Abstract

Microarchitectural Side-channel Attacks (SCAs) benefit from emerging hardware vulnerabilities in modern microprocessors to steal critical information from users, posing great security threats to computer systems. Several recent studies have focused on using low-level features captured from built-in Hardware Performance Counter (HPC) registers to implement accurate Machine Learning (ML)-based SCAs detectors. Nonetheless, existing ML-based SCAs detectors required prior knowledge of attacks applications to detect the pattern of side-channel attacks using a variety of microarchitectural features.

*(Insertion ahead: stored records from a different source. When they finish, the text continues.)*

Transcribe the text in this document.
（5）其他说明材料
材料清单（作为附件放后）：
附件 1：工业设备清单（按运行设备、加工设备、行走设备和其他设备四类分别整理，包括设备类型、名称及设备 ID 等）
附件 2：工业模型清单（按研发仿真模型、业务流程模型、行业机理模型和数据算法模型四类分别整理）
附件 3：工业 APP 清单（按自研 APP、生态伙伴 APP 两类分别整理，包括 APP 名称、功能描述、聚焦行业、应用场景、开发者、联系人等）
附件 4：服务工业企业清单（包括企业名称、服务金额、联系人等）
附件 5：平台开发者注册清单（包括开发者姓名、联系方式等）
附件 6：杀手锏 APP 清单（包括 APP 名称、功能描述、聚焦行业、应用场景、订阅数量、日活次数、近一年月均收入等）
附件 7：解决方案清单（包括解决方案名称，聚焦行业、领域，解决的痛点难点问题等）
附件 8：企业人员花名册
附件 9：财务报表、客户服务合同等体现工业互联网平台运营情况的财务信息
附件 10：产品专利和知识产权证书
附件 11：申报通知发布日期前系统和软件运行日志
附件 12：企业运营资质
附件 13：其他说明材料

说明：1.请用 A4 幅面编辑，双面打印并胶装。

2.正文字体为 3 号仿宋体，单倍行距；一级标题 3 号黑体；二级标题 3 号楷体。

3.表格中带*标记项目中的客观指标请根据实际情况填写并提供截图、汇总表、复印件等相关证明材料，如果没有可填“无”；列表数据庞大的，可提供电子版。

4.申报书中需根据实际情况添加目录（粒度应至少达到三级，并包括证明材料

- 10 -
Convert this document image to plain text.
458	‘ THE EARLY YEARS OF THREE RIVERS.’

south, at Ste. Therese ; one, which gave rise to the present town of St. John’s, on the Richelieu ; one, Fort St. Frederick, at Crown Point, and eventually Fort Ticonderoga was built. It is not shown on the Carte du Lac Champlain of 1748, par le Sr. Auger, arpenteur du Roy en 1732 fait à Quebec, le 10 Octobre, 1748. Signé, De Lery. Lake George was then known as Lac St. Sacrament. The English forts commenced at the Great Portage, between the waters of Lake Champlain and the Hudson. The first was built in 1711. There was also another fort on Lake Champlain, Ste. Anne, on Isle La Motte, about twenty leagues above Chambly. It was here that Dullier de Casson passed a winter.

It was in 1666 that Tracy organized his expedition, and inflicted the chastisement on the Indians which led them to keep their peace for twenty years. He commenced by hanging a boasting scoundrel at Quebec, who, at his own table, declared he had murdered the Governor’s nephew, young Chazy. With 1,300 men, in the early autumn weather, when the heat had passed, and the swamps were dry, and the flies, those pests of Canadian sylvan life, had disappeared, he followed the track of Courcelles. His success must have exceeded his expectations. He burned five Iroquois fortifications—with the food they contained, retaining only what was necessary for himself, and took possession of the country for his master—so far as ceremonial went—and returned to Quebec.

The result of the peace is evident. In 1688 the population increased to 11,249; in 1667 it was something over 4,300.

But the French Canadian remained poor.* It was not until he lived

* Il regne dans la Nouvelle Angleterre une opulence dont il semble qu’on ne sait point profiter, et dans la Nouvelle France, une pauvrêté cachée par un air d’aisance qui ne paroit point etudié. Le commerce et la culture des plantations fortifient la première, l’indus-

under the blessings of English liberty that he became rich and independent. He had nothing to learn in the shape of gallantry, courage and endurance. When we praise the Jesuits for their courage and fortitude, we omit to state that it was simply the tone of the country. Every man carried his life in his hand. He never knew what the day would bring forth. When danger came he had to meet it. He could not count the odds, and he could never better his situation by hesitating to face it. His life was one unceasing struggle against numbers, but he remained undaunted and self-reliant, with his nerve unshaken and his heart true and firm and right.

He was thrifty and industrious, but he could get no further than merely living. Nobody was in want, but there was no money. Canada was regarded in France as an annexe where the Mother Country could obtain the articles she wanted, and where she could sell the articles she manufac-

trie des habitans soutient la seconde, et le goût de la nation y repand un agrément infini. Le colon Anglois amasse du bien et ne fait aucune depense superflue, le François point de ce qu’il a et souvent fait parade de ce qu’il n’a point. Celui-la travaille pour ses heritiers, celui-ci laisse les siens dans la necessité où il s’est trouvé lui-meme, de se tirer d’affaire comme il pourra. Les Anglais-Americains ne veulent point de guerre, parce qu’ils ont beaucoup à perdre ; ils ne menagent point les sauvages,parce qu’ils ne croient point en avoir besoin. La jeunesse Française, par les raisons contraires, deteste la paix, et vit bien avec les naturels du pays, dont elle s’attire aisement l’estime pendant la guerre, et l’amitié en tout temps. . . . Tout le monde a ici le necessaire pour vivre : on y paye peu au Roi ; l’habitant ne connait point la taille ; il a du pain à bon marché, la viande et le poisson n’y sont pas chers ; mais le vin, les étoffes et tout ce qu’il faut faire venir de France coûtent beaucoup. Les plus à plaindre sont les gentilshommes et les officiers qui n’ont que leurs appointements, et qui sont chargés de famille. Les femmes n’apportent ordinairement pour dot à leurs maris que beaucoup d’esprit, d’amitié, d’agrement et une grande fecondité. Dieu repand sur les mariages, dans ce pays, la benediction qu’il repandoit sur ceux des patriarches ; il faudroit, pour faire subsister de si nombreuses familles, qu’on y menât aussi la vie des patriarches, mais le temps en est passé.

In particular, the existing solutions have ignored to address the challenge of detecting sophisticated unknown (zero-day) SCAs at run-time which is a more challenging issue in today's computer systems. In addition, prior works analyzed a limited number of ML classifiers without thoroughly evaluating the detection effectiveness and computational complexity of the detectors. In response, we propose HybriDG, a hybrid lightweight model consisting of Dynamic Time Warping (DTW) followed by a Gaussian distribution model to accurately detect both known and unknown emerging SCAs at run-time. Our experimental results demonstrate that HybriDG achieves 100% detection accuracy for known attacks and 99.5% detection accuracy for unknown attacks which is significantly outperforming traditional ML algorithms, deep learning, and time series classification models by up to 80% for unknown and 8% known attack detection.